Published in GoPenAI7 min read1453 wordseng
oMLX makes long-context local agents practical on Macs by cutting 35B prefill from 20.35s to 2.95s on M1 Max and to 1.01s on M4 Max via tiered KV cache, while generation stays fast and it adds batching, OpenAI API, and multi-model serving.
- • The author found raw Apple MLX too slow for running local AI agents on MacBooks with a 35B model, especially for long-context prefill.
- • On an M1 Max, an 8,700-token context took about 20.35 seconds with raw MLX but only 2.95 seconds with oMLX, while on an M4 Max it dropped to about 1.01 second.
- • oMLX did not significantly improve token generation speed, but generation was already fast enough at roughly 42 tok/s on M1 Max and 95 tok/s on M4 Max.
- • The main performance gain from oMLX came from prefill speed, which improved about 5.1x on M1 Max and 5.7x on M4 Max.
- • oMLX’s tiered KV cache keeps context in memory or on SSD so later requests can reuse it instead of re-reading the entire context from scratch.

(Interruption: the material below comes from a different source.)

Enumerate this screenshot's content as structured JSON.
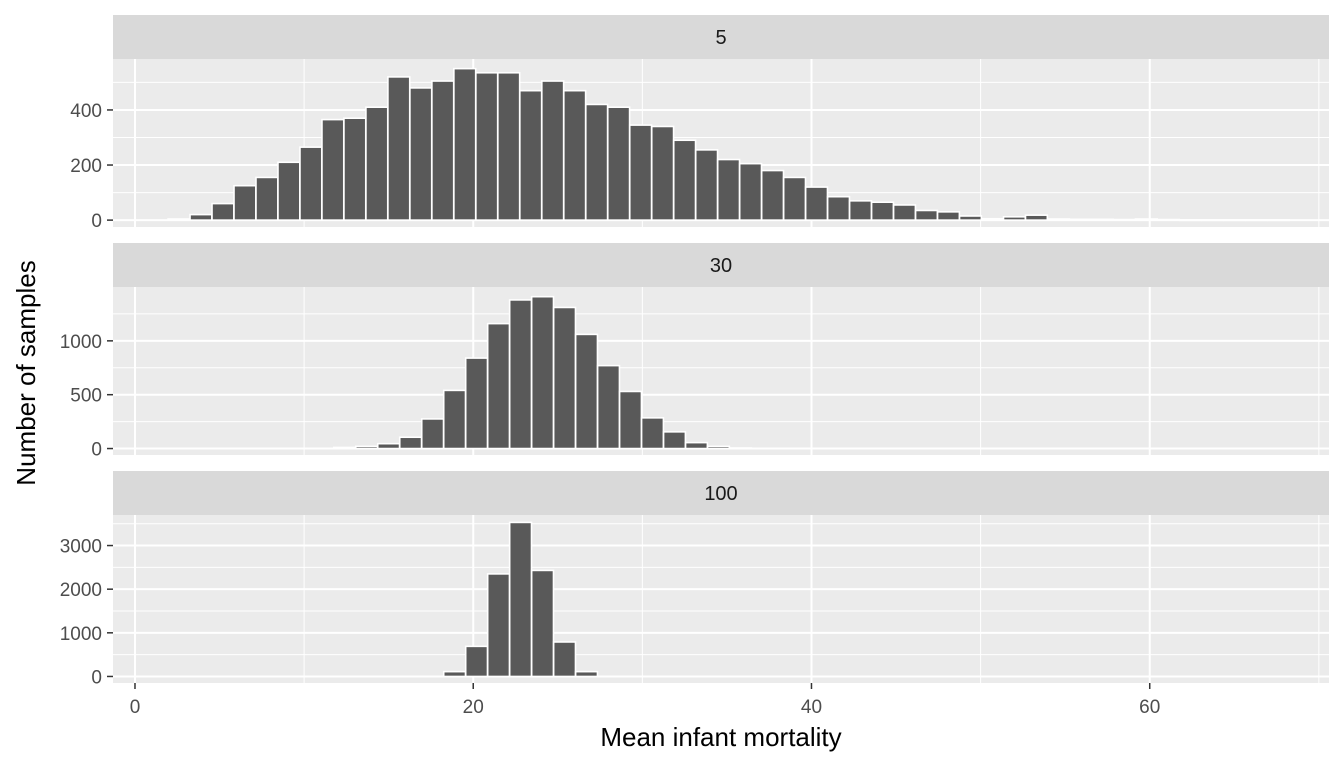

- • The article says oMLX adds continuous batching, an OpenAI-compatible API, and multi-model serving, making it practical for tools like Cursor or Claude Code.
- • The author concludes that oMLX makes even an older M1 Max usable for real AI agent work, while more demanding dense models may still need newer Macs like an M4 Max or M5 Max.